How to install a french drain

Before you start:

  • Check if the law allows such a project to be done in your backyard and the appropriate channels to run it through. It may be annoying to deal with bureaucracy sometimes, but it’s worth doing the right way.
  • Ensure there are no running power lines or piping through the spot where you’ll be digging. Once again, consult the municipality.
  • Consider whether your french drain will be bothersome for your neighbours. Groundwater runoff in another person’s property can give them grounds for legal action against you. Ideally, you want to choose a runoff area away from any buildings and private property.
  • Find an incline. For the drain to work, the piping should be sloping at a 1° angle. If there is no natural sloping, you can create an artificial one by gradually digging deeper. This can be done by planting down stakes along the drain path and the length of the rope between them. Then using a string level, gauge the incline. If you are not sure how to do this yourself, it’s best to hire a professional surveyor.

What you need for your french drain:

Supplies needed for a french drain
  • Shovel – This, of course, is the bare minimum, and it may be backbreaking labour digging the entire trench by hand. However, it’s also free.

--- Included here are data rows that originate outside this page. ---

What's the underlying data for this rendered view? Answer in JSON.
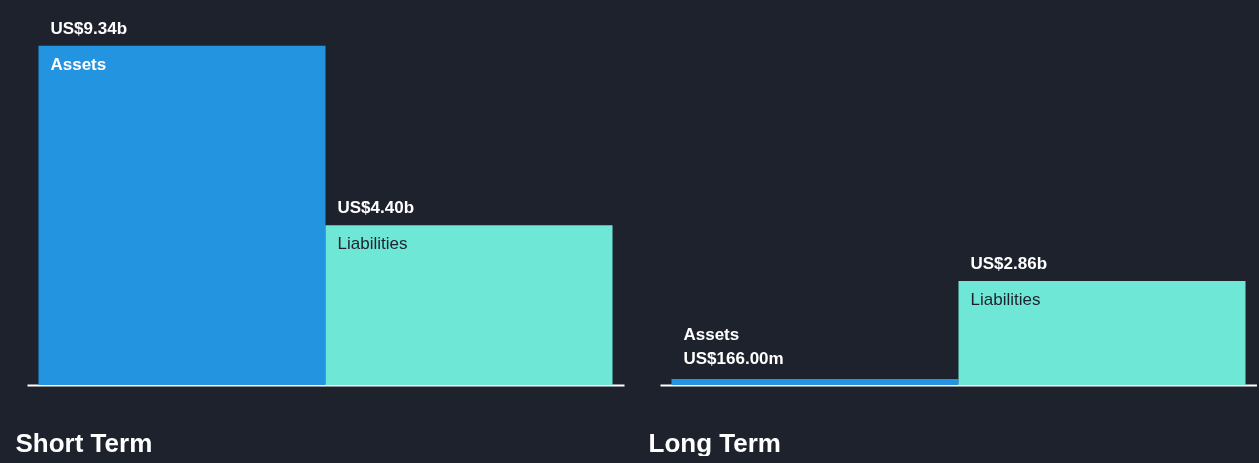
{
  "chart_data": [
    {
      "type": "bar",
      "xlabel": "Short Term",
      "categories": [
        null
      ],
      "series": [
        {
          "name": "Assets",
          "color": "#2394df",
          "values": [
            9340000000
          ],
          "value_labels": [
            "US$9.34b"
          ]
        },
        {
          "name": "Liabilities",
          "color": "#6fe7d6",
          "values": [
            4400000000
          ],
          "value_labels": [
            "US$4.40b"
          ]
        }
      ]
    },
    {
      "type": "bar",
      "xlabel": "Long Term",
      "categories": [
        null
      ],
      "series": [
        {
          "name": "Assets",
          "color": "#2394df",
          "values": [
            166000000
          ],
          "value_labels": [
            "US$166.00m"
          ]
        },
        {
          "name": "Liabilities",
          "color": "#6fe7d6",
          "values": [
            2860000000
          ],
          "value_labels": [
            "US$2.86b"
          ]
        }
      ]
    }
  ]
}
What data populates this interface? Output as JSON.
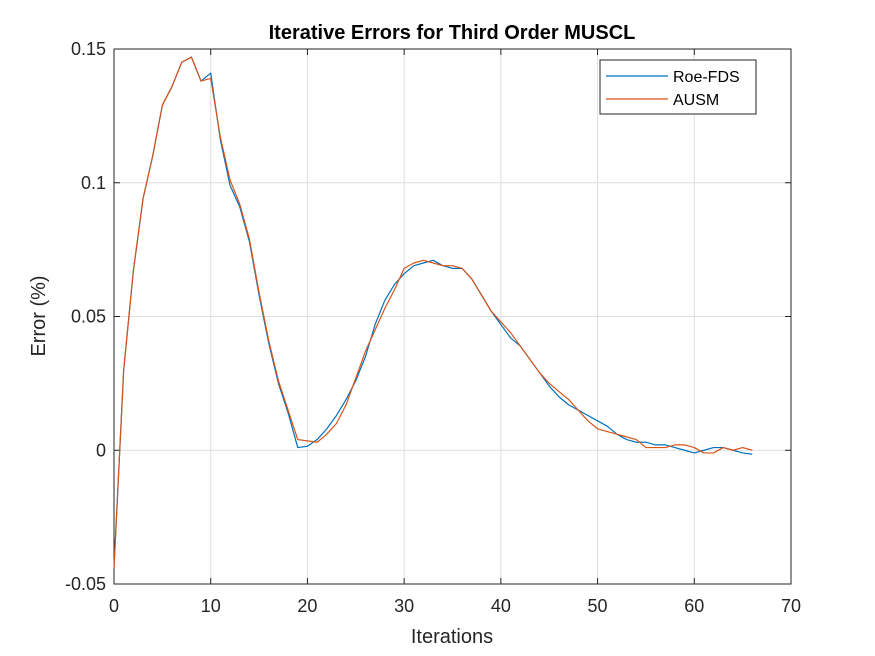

Fees for a backhoe and an operator for it can cut deep into your budget.
  • Gravel – The gravel you use for the project must be washed. The tiny particles sticking to it may end up in the drain pipe.
  • Perforated pipe – The size of the pipe will vary depending on how severe the drainage problem is. There are flexible varieties too, but their durability is lower, and they tend to be more difficult to unclog should the need arise.
  • Landscaping fabric – It will keep soil, roots, and other small debris from clogging up the pipe. There are specialised pipes that come with a landscape fabric “sock” built up into the design.

Step 1 – Dig the trench

Dig a trench.

Start by digging a trench for the french drain. The size is not set in stone and can vary depending on the function you need. A deeper trench would work best for groundwater draining, while rainwater will drain more easily if the drain is closer to the surface. Ensure the trench does not have any grooves and bumps as these will cause water to pool in them and prevent the proper drainage.

Step 2 – Line with landscaping fabric

Line the trench with landscaping fabric.

The landscaping fabric will prevent any soil and small particles being washed into the drain’s holes and pipes and clogging it while permitting water through it.

Step 3 – Put down a gravel bed

Gravel bed for the french drain.

Shovel around 5 centimeters of gravel on top of the landscaping fabric to prepare the pipe’s “bed”.

Step 4 – Lay the pipe

Lay down the pipe.

The pipe’s holes must be pointing down. This may seem counter-intuitive at first, but this is the way to make it work best. If they are pointing up, some water will get into them, but most of it will pool beneath the pipe. Water always chooses the path of least resistance, and what your drain does is provide one for it. It will “climb” through the holes of the pipe and follow it to the runoff spot. There are different types of pipes, some of them punctured all around the pipes’ diameter. Consult the hardware store assistants to find out which one is best for you.

Step 5 –  Fill in gravel

Wrap the fabric around.

Shovel the gravel over the pipe until it almost fills the trench. It’s important to live some space to fill back soil. Now unpin the landscaping fabric and wrap it around. This way, you ensure the french drain is protected from small particles from all sides.

Step 6 – Final touches

finishing touches

Now, you can choose what to do with the remaining space. You can either fill up with gravel, which will make rainwater draining easier or fill it back up with soil and plant turf over it.  The point of wrapping the drain with landscape fabric is to minimize maintenance and ensure you won’t have to change piping for at least a few years. This also means if you choose to plant turf above, it won’t be disturbed for quite some time.